Wen die Inflation besonders hart trifft
Auf dem Papier schaut das Verhältnis von Löhnen und Teuerung gut aus. Dennoch haben viele Menschen das Gefühl, dass ihnen immer weniger Geld zum Leben bleibt. Was stimmt?
Wien, 16. Dezember 2021 | 4,3 Prozent. Um so viel wurde das Leben teurer, vergleicht man den November 2021 mit dem des Jahres davor, als die Preise wegen der Krise stark gedämpft waren. Für das kommende Jahr haben die Gewerkschaften angesichts der Teuerung ordentliche Lohnerhöhungen verhandelt, doch die Inflation 2021 mussten die Menschen im Land erst einmal schlucken. Das Resultat: „Real gingen die Löhne 2021 leicht zurück, für 2022/23 ist eine leichte Steigerung zu erwarten“, sagt Arbeitsmarktspezialist Sepp Zuckerstätter von der Arbeiterkammer.
Wer wenig hat, dem wird genommen
Ist also alles in Butter? Nein, denn die Inflation trifft unterschiedliche Gruppen unterschiedlich stark – und das seit Jahrzehnten, wie Ökonom Alexander Huber vom Momentum Institut vorrechnet. Am Schlimmsten erwischt es ausgerechnet jene, die ohnehin wenig haben. Wer wenig Geld hat, gibt im Verhältnis besonders viel von seinem Einkommen für Wohnen und Energie aus. Und gerade diese Dinge steigen besonders stark im Preis, während Luxusgüter tendenziell billiger werden.
Von 2005 bis 2019 lag die Inflation für das oberste Einkommensfünftel bei insgesamt 28 Prozent. Beim untersten Einkommensfünftel waren es aber 32 Prozent. Einen großen Unterschied macht auch, ob man zur Miete oder im Eigentum wohnt. Während die Inflationsrate für Wohnungseigentümer von 2016-2019 bei etwa vier Prozent lag, schlug die Teuerung für Mieter mit über sieben Prozent zu. Und: In der Stadt ist die Inflation höher als auf dem Land. Der typische Wähler konservativer Parteien kommt also in Summe besser weg.
Schiach wie der Zins
Das liegt unter anderem daran, dass ein großer Teil des Einkommens für die Miete ausgegeben werden muss und „die Mieten steigen seit Jahren doppelt so hoch wie die Einkommen. Das geht sich dann irgendwann nicht mehr aus“, wie Elke Hanel-Torsch von der Mietervereinigung weiß. Besonders betroffen seien Alleinerzieherinnen.

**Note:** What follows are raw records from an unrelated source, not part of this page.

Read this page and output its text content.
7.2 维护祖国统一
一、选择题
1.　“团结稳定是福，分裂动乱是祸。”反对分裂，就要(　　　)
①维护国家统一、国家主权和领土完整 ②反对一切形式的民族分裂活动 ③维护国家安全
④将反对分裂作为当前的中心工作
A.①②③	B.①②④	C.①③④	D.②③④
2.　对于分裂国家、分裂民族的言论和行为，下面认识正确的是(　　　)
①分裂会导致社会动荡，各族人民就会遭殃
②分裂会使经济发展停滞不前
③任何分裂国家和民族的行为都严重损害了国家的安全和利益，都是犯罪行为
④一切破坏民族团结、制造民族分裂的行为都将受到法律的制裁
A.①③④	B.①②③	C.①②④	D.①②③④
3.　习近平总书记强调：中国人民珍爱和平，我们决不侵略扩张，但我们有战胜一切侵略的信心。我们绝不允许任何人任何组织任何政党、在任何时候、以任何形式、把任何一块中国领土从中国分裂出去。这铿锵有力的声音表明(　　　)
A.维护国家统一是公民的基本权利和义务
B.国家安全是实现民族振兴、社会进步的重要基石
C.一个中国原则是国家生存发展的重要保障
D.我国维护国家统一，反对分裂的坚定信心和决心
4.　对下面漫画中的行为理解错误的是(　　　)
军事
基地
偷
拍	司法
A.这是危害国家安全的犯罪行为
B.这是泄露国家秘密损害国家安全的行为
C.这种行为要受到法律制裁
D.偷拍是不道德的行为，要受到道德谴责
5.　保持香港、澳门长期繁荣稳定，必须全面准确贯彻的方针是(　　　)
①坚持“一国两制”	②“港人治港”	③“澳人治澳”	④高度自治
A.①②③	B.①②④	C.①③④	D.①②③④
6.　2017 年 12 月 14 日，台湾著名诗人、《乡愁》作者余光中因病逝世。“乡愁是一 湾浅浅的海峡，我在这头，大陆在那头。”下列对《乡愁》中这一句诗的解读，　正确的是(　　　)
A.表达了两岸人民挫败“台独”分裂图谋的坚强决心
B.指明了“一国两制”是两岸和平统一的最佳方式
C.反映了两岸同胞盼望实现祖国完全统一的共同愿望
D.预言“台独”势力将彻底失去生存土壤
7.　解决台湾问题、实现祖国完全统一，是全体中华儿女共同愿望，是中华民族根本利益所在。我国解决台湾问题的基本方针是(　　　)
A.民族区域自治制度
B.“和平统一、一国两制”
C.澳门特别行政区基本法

Und seit Beginn der Corona-Krise merke man bei der Mietervereinigung einen deutlichen Anstieg an Beratungsgesprächen.
Während bei einigen die Einkommen also kontinuierlich wachsen, oder jedenfalls mit der Inflation Schritt halten, gilt gerade für jene, bei denen das Geld knapp ist, tatsächlich: Alles wird teurer.

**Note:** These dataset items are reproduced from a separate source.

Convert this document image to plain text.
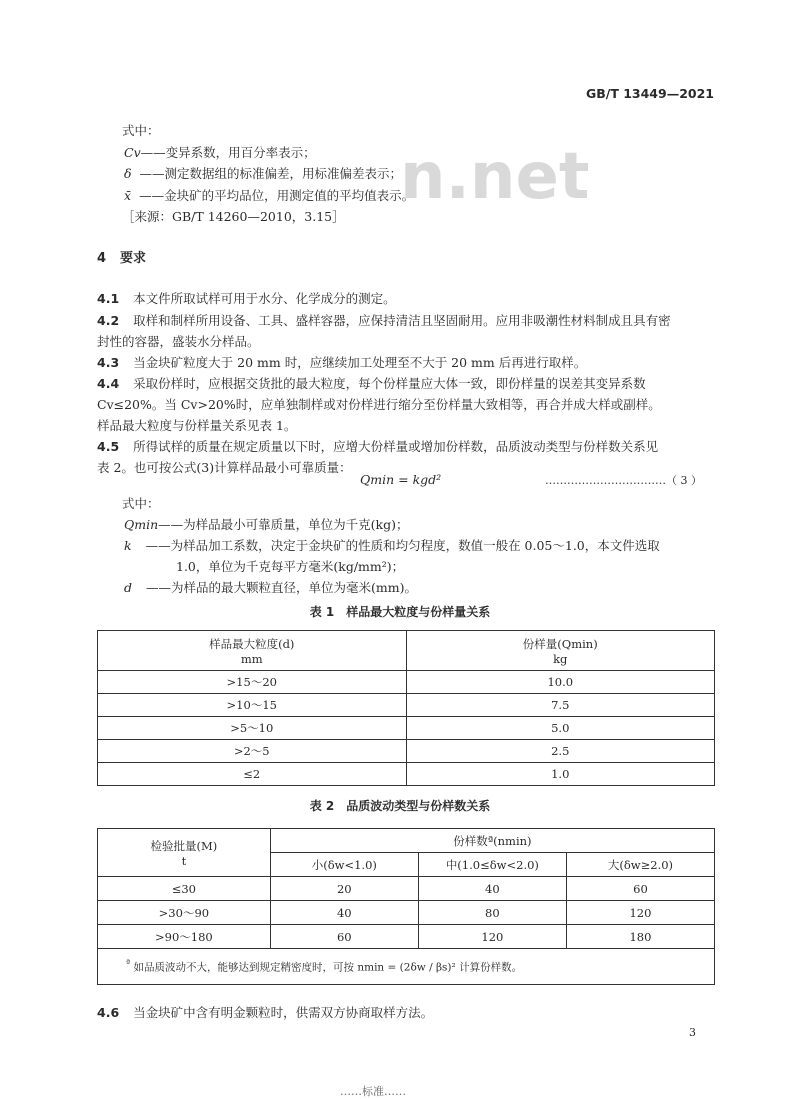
GB/T 13449—2021
n.net
式中：
Cv——变异系数，用百分率表示；
δ ——测定数据组的标准偏差，用标准偏差表示；
x̄ ——金块矿的平均品位，用测定值的平均值表示。
［来源：GB/T 14260—2010，3.15］
4 要求
4.1 本文件所取试样可用于水分、化学成分的测定。
4.2 取样和制样所用设备、工具、盛样容器，应保持清洁且坚固耐用。应用非吸潮性材料制成且具有密
封性的容器，盛装水分样品。
4.3 当金块矿粒度大于 20 mm 时，应继续加工处理至不大于 20 mm 后再进行取样。
4.4 采取份样时，应根据交货批的最大粒度，每个份样量应大体一致，即份样量的误差其变异系数
Cv≤20%。当 Cv>20%时，应单独制样或对份样进行缩分至份样量大致相等，再合并成大样或副样。
样品最大粒度与份样量关系见表 1。
4.5 所得试样的质量在规定质量以下时，应增大份样量或增加份样数，品质波动类型与份样数关系见
表 2。也可按公式(3)计算样品最小可靠质量：
Qmin = kgd²	……………………………（ 3 ）
式中：
Qmin——为样品最小可靠质量，单位为千克(kg)；
k ——为样品加工系数，决定于金块矿的性质和均匀程度，数值一般在 0.05～1.0，本文件选取
1.0，单位为千克每平方毫米(kg/mm²)；
d ——为样品的最大颗粒直径，单位为毫米(mm)。
表 1　样品最大粒度与份样量关系
样品最大粒度(d)
mm	份样量(Qmin)
kg
>15～20	10.0
>10～15	7.5
>5～10	5.0
>2～5	2.5
≤2	1.0
表 2　品质波动类型与份样数关系
检验批量(M)
t	份样数ª(nmin)		
	小(δw<1.0)	中(1.0≤δw<2.0)	大(δw≥2.0)
≤30	20	40	60
>30～90	40	80	120
>90～180	60	120	180
$^ª$ 如品质波动不大，能够达到规定精密度时，可按 nmin = (2δw / βs)² 计算份样数。			
4.6 当金块矿中含有明金颗粒时，供需双方协商取样方法。
3
……标准……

Die US-amerikanische Notenbank Fed kündigte am Mittwoch ein Ende der Niedrigzinspolitik an, mit der sie die amerikanische Wirtschaft aus der Krise bringen wollte. Traditionell dämpfen steigende Zinsen die Inflation, weil sich Sparen im Vergleich zum Konsumieren eher auszahlt.
150 Euro extra
Für Österreich gelte das aktuell aber nicht, sagt Alexander Huber. Die Inflation in Österreich werde nicht durch Konsum angetrieben, sondern durch teure Importe von Öl und Gas. Da nütze es nichts, die Zinsen zu erhöhen. Das würde das Wachstum nur weiter dämpfen. Sepp Zuckerstätter fragt sich, „ob es sinnvoll ist, die Mieten automatisch an die Inflation anzupassen.“ Denn dass die Mieten steigen, wenn das Öl teurer wird, sei nicht nachvollziehbar.
Die Regierungsfraktionen kündigten am Mittwoch in Person der Klubchefs August Wöginger (ÖVP) und Sigi Maurer (Grüne) eine Einmalzahlung von 150 Euro für Bezieher niedriger Einkommen an. An den strukturellen Problemen, die dazu führen, dass in Österreich die Armen immer ärmer werden, wird sie nichts ändern.
Die Politik müsse die unterschiedlichen Teuerungsraten für unterschiedliche Gruppen in ihre Entscheidungen einbeziehen, fordert Momentum-Ökonom Huber. Nur so könnten die realen Einkommensverluste der Menschen tatsächlich ausgeglichen werden. In Sicht ist das derzeit nicht.